Um zu ihren Büros oder zur Bibliothek zu gelangen, müssen die Parlamentarier die mehrspurige Konrad-Adenauer-Straße queren. Alternativ können sie den 136 Meter langen, unterirdischen Landtagstunnel nutzen. Sein Zugang erfolgt über gesicherte Glastüren, die sich mit elektronischem Schlüssel öffnen lassen. Auch wenn die AfD nicht im Haus der Abgeordneten sitzt, nutzten ihre Mitglieder den Tunnel häufig, um schneller zu ihren Büros in der Urbanstraße zu gelangen.
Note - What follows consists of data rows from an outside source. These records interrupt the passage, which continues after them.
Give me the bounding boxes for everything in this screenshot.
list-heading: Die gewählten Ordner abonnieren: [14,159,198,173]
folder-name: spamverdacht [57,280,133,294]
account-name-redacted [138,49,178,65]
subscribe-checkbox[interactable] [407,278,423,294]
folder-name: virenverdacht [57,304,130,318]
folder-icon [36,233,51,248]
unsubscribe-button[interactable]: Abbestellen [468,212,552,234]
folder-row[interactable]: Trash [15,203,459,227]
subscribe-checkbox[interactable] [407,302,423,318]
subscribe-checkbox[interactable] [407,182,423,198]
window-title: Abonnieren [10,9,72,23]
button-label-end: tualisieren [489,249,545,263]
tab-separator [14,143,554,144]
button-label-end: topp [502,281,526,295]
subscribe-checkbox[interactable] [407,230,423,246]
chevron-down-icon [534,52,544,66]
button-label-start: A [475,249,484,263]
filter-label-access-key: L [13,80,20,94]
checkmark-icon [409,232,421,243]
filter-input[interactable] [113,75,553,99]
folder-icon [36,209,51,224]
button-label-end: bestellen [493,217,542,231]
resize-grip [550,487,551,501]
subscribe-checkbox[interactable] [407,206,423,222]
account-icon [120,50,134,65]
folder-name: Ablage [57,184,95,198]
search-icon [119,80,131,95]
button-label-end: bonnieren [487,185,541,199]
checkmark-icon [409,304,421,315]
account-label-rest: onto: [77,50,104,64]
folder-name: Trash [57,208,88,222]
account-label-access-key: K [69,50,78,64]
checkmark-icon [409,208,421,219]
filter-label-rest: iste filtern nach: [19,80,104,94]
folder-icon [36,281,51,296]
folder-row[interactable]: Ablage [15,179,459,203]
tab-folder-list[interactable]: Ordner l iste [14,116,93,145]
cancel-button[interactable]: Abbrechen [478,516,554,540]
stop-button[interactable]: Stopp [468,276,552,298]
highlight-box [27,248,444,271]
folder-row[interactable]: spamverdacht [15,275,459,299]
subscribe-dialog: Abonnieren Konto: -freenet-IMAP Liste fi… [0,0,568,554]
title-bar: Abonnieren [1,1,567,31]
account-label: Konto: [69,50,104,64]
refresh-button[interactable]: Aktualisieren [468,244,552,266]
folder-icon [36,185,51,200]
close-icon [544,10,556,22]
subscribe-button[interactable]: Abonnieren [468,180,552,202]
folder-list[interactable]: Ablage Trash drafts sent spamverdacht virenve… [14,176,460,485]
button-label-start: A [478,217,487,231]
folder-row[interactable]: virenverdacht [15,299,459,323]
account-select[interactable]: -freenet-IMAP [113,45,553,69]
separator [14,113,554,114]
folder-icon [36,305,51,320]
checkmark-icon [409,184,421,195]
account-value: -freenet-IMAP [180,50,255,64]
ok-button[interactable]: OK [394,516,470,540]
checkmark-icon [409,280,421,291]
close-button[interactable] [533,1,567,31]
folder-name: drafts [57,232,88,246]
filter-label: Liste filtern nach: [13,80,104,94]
Ein Jagdmesser und Munition waren im Büro eines AfD-Abgeordneten gefunden worden
Im Juni 2023 verschärfte das Landtagspräsidium die Sicherheitsvorgaben. Seitdem gilt: Zutritt zu den Gebäuden des Landtags haben nur Personen, die dort ein Büro besitzen. Durch den Tunnel darf also nur, wer im Haus der Abgeordneten arbeitet – für die AfD gilt das nicht. Anlass war ein Vorfall um einen AfD-Abgeordneten, in dessen Büro ein Jagdmesser und Munition gefunden worden waren. Zwar wurden die Ermittlungen eingestellt, das Tunnelverbot blieb bestehen. Die Landtagsverwaltung stellt klar, dass es sich um eine Regel für alle handle.
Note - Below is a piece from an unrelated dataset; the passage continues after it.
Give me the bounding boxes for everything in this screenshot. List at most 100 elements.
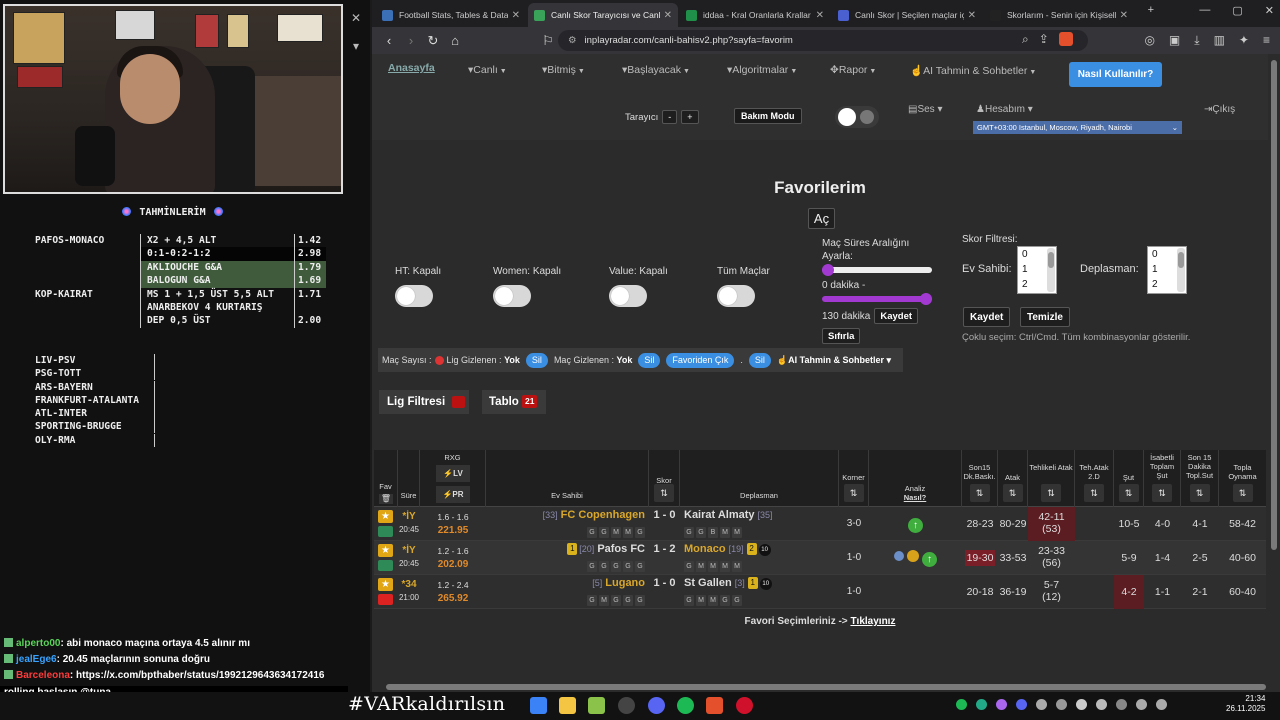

Nutzen dürfen den Tunnel nun nur Abgeordnete und Mitarbeiter mit Büros im Haus der Abgeordneten – also CDU und Grüne. Selbst Mitarbeiter der Landtagsverwaltung dürfen den Gang nicht mehr nutzen. SPD und FDP dürfen ebenfalls nicht – die sind aber kaum betroffen, da ihre Büros ohnehin in einem anderen Gebäude am Schlossplatz liegen. So richtig stört sich daran nur die AfD.
Die AfD bezeichnet die Regel als "reine Willkür" und vermutet politische Motive, um ihre Fraktion auszuschließen. Auch an anderer Stelle, etwa bei der Besetzung von Ausschüssen, fühlt die AfD sich benachteiligt. Abgeordnete müssten sich im Parlamentsviertel frei bewegen können, sagt Fraktionschef Anton Baron. Für die AfD-Politiker sei es nicht nur umständlicher, sich überirdisch zwischen den Gebäuden zu bewegen, sondern auch gefährlicher: Vor Gericht berichtete die AfD-Seite von Drohbriefen und Farbanschlägen.
Schränkt das Verbot das freie Mandat der AfD ein?
Das Landtagspräsidium bot der AfD vor rund einem Jahr einen Kompromiss an: Sie dürfe an Plenartagen den Tunnel nutzen – allerdings nur in Richtung Landtag, nicht zurück, die sogenannte Einbahnstraßenlösung. Die AfD-Fraktion möchte sich damit nicht zufriedengeben. Sie will den vollen Tunnelzugang – und ihn über das Gericht erzwingen. Sie hat Klage eingereicht, um prüfen zu lassen, ob das Tunnelverbot ihr freies Mandat einschränkt. Am Montag wurde der Fall mündlich verhandelt – bislang ist aber nicht geklärt, ob die Klage wegen einer abgelaufenen Frist überhaupt zulässig ist. Die Frage ist auch, inwieweit das Tunnelverbot wirklich die Arbeit der AfD-Abgeordneten einschränkt. Es gebe kein "Recht auf Bequemlichkeit", führt der Anwalt des Landtags an. Auch normalen Bürgern werde zugemutet, über die Straße zu gehen. Ein Urteil soll erst gegen Ende des Jahres oder im Januar fallen.